Dès lors, point de cérémonie nuptiale, ni à l'église ni à la mairie; point de contrat solennel, ni religieux ni civil; point d'engagements, point de chaînes. Toutes ces formalités assujettissantes sont inconciliables avec la libre et parfaite expansion de la femme. Plus d'alliance conclue ni devant un prêtre, ni devant une autorité quelconque, pas même devant nos concierges. Il ne faut plus même de ménage durable. L'inconstance est une loi de nature.

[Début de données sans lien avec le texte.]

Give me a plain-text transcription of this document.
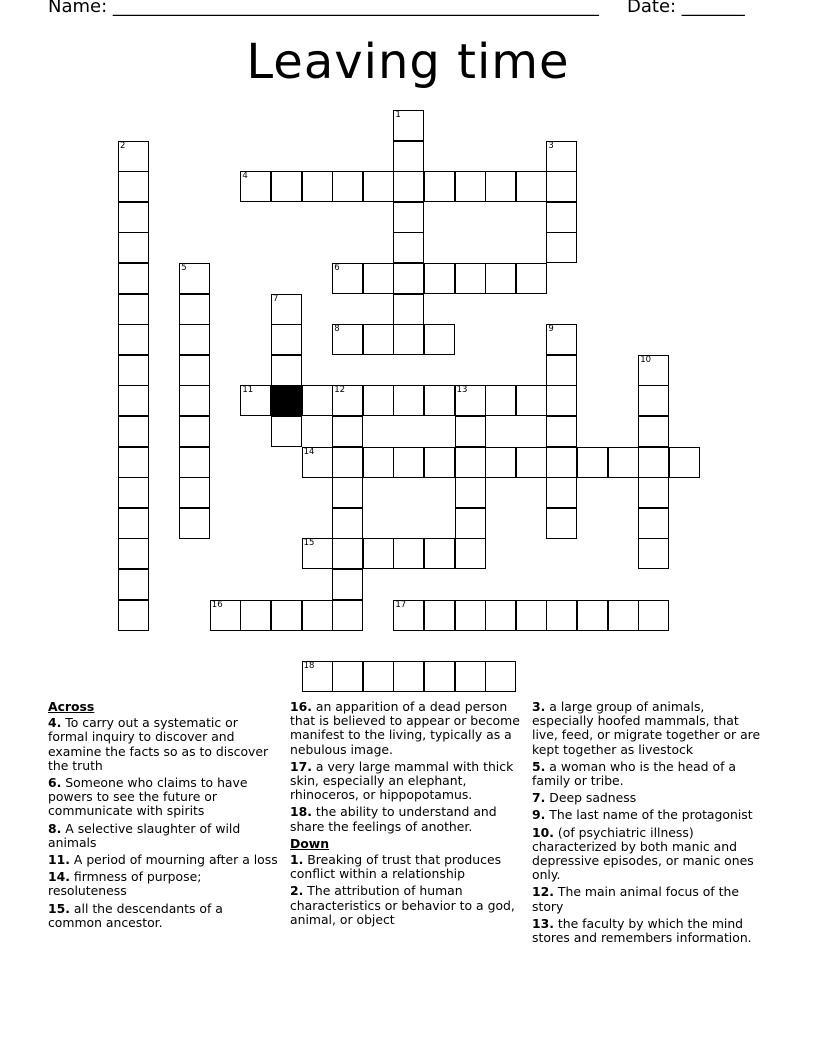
Name: ______________________________________________________ Date: _______
Leaving time
1
2	3
4
5	6
7
8	9
10
11	12	13
14
15
16	17
18
Across
4. To carry out a systematic or formal inquiry to discover and examine the facts so as to discover the truth
6. Someone who claims to have powers to see the future or communicate with spirits
8. A selective slaughter of wild animals
11. A period of mourning after a loss
14. firmness of purpose; resoluteness
15. all the descendants of a common ancestor.
16. an apparition of a dead person that is believed to appear or become manifest to the living, typically as a nebulous image.
17. a very large mammal with thick skin, especially an elephant, rhinoceros, or hippopotamus.
18. the ability to understand and share the feelings of another.
Down
1. Breaking of trust that produces conflict within a relationship
2. The attribution of human characteristics or behavior to a god, animal, or object
3. a large group of animals, especially hoofed mammals, that live, feed, or migrate together or are kept together as livestock
5. a woman who is the head of a family or tribe.
7. Deep sadness
9. The last name of the protagonist
10. (of psychiatric illness) characterized by both manic and depressive episodes, or manic ones only.
12. The main animal focus of the story
13. the faculty by which the mind stores and remembers information.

Vous avez bien lu? Je n'invente rien. M. Sébastien Faure tient à nous faire observer que les «mêmes inconvénients» résultent des unions légales et illégales, des ménages réguliers et irréguliers. «Ces dernières unions ne sont, en définitive, que de véritables mariages auxquels fait défaut la sanction civile et religieuse; car la cohabitation, la communauté des intérêts, les habitudes ancrées et surtout la naissance des enfants, par les responsabilités et les devoirs qu'elle impose au père et à la mère, créent à la longue, entre ceux-ci, des liens moraux tout aussi forts que les chaînes forgées par la Loi ou l'Église [123].» Or, tout lien, quel qu'il soit, est «immoralité» et «folie». Pourquoi? Parce qu'il est «en absolue contradiction avec notre nature mobile, inconstante, capricieuse.» M. Sébastien Faure s'en explique avec un sang-froid dépourvu de toute pudeur; et, quelque blessante que soit sa thèse pour des oreilles honnêtes, il est bon d'en citer quelques extraits pour montrer où veulent en venir les logiciens de l'amour libre: «On ne peut pas plus répondre de son coeur que de sa santé. Notre «moi» se transforme sans cesse; nous ne sommes jamais identiques à nous-mêmes... La nature, essentiellement électrique, ne saurait se plier aux rigides exigences d'un contrat de longue haleine; la nouveauté, toujours attrayante, nous séduit par ses inconnus chargés de grisantes promesses... Il n'est peut-être pas un sentiment plus versatile que l'amour, et il est non moins exact que son objet varie fréquemment... La divine fleur de l'amour parfume toute notre existence, sans doute; mais ce ne sont pas les rayons des mêmes prunelles qui la tiennent épanouie, et il est extrêmement rare que ce soient les doigts chéris de la même enchanteresse qui la cueillent à chaque renouveau... Le désir ne s'alimente que de variété et la passion ne vit que de désir; or, le mariage est pour celui-ci une sorte de condamnation à mort... Il est déraisonnable de garantir solennellement la fixité de nos sentiments [124].» Ces citations nous remettent en mémoire le jugement que le compagnon Charles Malato a porté un jour sur le compagnon Sébastien Faure: «Il serait parfait, s'il consacrait aux questions d'urgence immédiate le quart du temps qu'il emploie à formuler ses syllogismes ou à pratiquer l'amour libre. Ah! Faure, quand donc cesseras-tu d'être le Lovelace de l'anarchie pour en devenir le Danton [125]?»
[Note 123: ][ (retour) ] La Douleur universelle, p. 316, note 1.
[Note 124: ][ (retour) ] La Douleur universelle, pp. 318 et 319.